Roman Period Mosaics

  • The Dionysiac Mosaic

The Dionysiac mosaic was not only the first mosaic to be found in Zippori, but also the earliest chronologically. The JSP, a joint expedition of the Hebrew University and Duke University, uncovered a large private dwelling, south of the theater. The building is 45 X 23 m. and was built in the beginning of the third century CE. A courtyard surrounded on all four sides by peristyles was in the center of this building. A triclinium (reception hall) was located in the northern part of the building, which opened onto the courtyard via three doors. The other rooms were arranged around the triclinium and the courtyard. Many of the rooms were originally paved with mosaics featuring colorful geometric patterns, but the most important one was found in the central room in the building.
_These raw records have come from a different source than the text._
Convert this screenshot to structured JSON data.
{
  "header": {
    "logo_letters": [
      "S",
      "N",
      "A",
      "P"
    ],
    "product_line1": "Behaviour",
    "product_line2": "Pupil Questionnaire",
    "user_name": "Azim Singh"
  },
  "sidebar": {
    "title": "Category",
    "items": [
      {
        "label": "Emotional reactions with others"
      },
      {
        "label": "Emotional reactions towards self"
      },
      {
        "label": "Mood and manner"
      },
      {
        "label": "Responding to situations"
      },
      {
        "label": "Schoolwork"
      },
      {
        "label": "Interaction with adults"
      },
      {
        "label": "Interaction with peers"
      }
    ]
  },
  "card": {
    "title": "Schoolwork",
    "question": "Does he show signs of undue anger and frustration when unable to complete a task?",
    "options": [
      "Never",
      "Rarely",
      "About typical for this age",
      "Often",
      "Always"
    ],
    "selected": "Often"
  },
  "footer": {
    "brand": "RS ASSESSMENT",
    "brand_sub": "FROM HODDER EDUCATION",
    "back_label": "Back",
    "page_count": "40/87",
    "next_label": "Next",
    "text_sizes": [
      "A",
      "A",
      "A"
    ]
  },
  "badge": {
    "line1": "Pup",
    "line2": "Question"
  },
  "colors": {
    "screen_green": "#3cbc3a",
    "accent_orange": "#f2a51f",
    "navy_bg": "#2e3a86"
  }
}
The mosaic found in the triclinium was designed as one colorful rectangular carpet, measuring 9 x 7 m., that covered almost the entire floor. The decorated part in the floor forms the letter T, a common arrangement in other triclinia found at other sites, throughout the Roman world.

Fifteen panels depicting various scenes from the life of Dionysos and his cult, decorate the central carpet of the floor. The panels were made according to the emblem tradition, with each image conceived as an independent frame. They were designed to be viewed from the margins of the mosaic. The figures and alternately, the scenes, are identified by Greek inscriptions.
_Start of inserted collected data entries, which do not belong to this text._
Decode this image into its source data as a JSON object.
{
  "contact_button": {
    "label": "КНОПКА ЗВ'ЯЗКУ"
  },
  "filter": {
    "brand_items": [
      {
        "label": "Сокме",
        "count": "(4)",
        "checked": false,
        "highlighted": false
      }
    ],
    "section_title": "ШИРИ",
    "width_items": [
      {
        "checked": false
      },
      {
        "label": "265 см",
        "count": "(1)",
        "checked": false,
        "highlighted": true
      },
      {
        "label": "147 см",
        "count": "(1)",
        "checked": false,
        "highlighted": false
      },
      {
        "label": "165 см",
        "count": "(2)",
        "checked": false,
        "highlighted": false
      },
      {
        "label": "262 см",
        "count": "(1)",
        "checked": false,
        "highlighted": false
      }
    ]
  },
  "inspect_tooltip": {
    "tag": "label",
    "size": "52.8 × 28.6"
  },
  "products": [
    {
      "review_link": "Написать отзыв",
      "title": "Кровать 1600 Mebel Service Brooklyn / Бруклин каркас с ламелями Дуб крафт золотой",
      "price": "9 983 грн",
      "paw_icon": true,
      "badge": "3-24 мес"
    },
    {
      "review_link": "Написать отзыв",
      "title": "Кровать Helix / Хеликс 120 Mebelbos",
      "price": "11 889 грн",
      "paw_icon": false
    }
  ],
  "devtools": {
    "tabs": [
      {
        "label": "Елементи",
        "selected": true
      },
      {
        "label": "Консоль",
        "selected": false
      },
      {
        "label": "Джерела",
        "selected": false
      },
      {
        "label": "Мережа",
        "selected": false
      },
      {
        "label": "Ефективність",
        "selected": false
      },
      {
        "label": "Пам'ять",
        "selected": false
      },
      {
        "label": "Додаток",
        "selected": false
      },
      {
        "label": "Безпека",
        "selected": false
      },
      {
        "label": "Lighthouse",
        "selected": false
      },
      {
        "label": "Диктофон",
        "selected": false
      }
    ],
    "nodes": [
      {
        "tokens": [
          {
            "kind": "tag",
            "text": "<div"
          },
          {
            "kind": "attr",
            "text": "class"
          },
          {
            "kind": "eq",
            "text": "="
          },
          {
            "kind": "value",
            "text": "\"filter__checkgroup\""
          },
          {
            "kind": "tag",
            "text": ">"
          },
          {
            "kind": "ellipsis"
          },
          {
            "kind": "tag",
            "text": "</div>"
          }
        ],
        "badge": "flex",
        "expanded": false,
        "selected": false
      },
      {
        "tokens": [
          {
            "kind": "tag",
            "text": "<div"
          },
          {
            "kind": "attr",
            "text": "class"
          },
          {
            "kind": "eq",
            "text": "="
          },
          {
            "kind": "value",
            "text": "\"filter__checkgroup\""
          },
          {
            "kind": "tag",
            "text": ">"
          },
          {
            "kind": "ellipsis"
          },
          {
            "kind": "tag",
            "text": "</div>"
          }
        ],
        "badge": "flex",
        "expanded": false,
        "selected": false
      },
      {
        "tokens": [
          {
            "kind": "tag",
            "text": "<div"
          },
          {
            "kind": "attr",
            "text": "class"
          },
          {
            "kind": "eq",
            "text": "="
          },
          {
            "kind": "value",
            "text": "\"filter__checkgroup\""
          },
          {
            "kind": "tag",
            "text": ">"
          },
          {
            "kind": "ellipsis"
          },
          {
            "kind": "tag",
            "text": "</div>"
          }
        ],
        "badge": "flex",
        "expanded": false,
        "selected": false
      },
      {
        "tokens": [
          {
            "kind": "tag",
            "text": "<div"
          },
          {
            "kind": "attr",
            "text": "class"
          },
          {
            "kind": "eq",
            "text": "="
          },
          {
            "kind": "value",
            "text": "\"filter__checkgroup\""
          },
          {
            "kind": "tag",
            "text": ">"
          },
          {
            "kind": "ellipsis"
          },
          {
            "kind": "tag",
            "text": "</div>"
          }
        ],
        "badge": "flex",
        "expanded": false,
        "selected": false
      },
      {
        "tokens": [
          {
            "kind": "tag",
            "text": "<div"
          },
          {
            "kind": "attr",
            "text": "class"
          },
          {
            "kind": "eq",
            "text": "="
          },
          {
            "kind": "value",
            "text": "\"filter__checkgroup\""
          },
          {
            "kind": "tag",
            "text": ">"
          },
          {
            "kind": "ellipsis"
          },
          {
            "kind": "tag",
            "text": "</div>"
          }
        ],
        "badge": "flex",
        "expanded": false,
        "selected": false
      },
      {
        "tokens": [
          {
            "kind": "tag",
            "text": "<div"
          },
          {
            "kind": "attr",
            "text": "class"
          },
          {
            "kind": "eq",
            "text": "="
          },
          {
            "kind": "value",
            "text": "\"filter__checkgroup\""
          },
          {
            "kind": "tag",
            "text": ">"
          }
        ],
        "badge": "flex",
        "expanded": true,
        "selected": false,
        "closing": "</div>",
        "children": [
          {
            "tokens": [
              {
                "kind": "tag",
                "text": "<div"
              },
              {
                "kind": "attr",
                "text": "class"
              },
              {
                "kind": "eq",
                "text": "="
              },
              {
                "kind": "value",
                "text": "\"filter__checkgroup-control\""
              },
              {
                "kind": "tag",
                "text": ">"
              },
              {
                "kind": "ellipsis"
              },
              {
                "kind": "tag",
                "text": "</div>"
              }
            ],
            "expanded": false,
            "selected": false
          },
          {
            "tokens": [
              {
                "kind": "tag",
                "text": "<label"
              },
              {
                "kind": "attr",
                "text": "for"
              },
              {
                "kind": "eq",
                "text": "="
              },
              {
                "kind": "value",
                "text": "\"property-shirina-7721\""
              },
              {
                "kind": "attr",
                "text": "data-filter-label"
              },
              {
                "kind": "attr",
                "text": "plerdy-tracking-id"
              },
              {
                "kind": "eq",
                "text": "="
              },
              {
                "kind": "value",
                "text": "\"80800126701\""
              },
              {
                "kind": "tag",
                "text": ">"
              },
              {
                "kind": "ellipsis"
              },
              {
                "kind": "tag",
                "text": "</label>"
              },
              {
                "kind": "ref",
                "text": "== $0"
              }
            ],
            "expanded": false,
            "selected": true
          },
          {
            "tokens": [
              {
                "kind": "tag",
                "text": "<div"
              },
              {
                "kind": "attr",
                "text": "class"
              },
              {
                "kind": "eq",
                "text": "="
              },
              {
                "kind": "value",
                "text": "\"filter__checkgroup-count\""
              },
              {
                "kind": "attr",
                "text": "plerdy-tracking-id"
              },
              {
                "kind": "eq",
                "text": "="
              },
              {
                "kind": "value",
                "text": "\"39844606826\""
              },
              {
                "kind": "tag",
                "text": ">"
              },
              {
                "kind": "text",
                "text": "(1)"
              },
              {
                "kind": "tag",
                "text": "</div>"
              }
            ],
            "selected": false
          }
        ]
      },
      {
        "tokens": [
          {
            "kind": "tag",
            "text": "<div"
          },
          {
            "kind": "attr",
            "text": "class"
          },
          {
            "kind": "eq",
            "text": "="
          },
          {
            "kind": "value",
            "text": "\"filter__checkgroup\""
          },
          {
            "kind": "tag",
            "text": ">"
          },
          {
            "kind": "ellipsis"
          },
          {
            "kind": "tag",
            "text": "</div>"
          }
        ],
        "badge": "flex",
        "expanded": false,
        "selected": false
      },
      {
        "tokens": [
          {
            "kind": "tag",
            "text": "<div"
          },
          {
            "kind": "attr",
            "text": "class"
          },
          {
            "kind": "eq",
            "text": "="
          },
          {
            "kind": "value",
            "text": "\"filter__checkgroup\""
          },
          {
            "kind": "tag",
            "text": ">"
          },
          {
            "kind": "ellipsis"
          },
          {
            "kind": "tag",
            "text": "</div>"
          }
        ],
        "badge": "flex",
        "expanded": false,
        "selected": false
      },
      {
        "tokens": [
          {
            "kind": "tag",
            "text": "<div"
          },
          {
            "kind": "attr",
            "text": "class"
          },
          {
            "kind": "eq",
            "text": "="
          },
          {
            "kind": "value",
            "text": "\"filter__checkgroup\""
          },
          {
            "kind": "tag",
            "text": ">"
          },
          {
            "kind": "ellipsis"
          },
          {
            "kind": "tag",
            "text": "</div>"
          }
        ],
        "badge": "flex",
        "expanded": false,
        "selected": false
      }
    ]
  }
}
A frame containing twenty-two medallions formed by intertwining acanthus leaves, surrounds the central carpet. Unclothed hunters and animals appear within the acanthus medallions. Each medallion depicts a hunting scene or struggle between animals with two or three figures. The medallion frame spreads from the centers of the two narrow sides of the mosaic, where the portraits of two beautiful women are incorporated. The face of the woman at the southern end has been partially destroyed, while the portrait in the central medallion of the northern end is preserved almost in its entirety.
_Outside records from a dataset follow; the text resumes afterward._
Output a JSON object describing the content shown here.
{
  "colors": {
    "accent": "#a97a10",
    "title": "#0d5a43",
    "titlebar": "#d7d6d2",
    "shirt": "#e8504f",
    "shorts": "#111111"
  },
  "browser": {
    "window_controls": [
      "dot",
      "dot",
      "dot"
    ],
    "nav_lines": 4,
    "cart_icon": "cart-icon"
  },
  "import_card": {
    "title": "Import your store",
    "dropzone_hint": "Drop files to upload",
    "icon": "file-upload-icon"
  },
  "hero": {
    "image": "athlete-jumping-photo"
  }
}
The U-shaped strip to the south of the main carpet depicts a rural procession where people are preparing for Dionysian festivities. The uniqueness of this section is that it does not relate to the myth like the panels in the central carpet, but rather, presents the Dionysiac cult itself, as it was practiced throughout the empire during the Roman period. Despite the partial preservation of the mosaic floor in this section, it appears to be one continuous scene, beginning at the eastern and western ends of the "U" and extending to the middle of the southern end of the floor. In all probability, the damaged center of this strip depicts an altar with a statue of the god next to it, toward where the procession, on both sides, is facing, similar to a depiction on a glass vessel from the Morgan collection in N.Y.

During the lifetime of the building, a substantial section of the procession was replaced by a Nilotic scene, in which a group of naked youths is depicted hunting a bird and a crocodile.

The Dionysiac mosaic, which is dated to the early third century CE, has several parallels in Roman art. The richness of detail, the length of the depictions, and especially the combination of the myth and reality of Dionysian cult in one floor, make this mosaic unique, not only among the mosaics of Zippori, but among Roman art in general.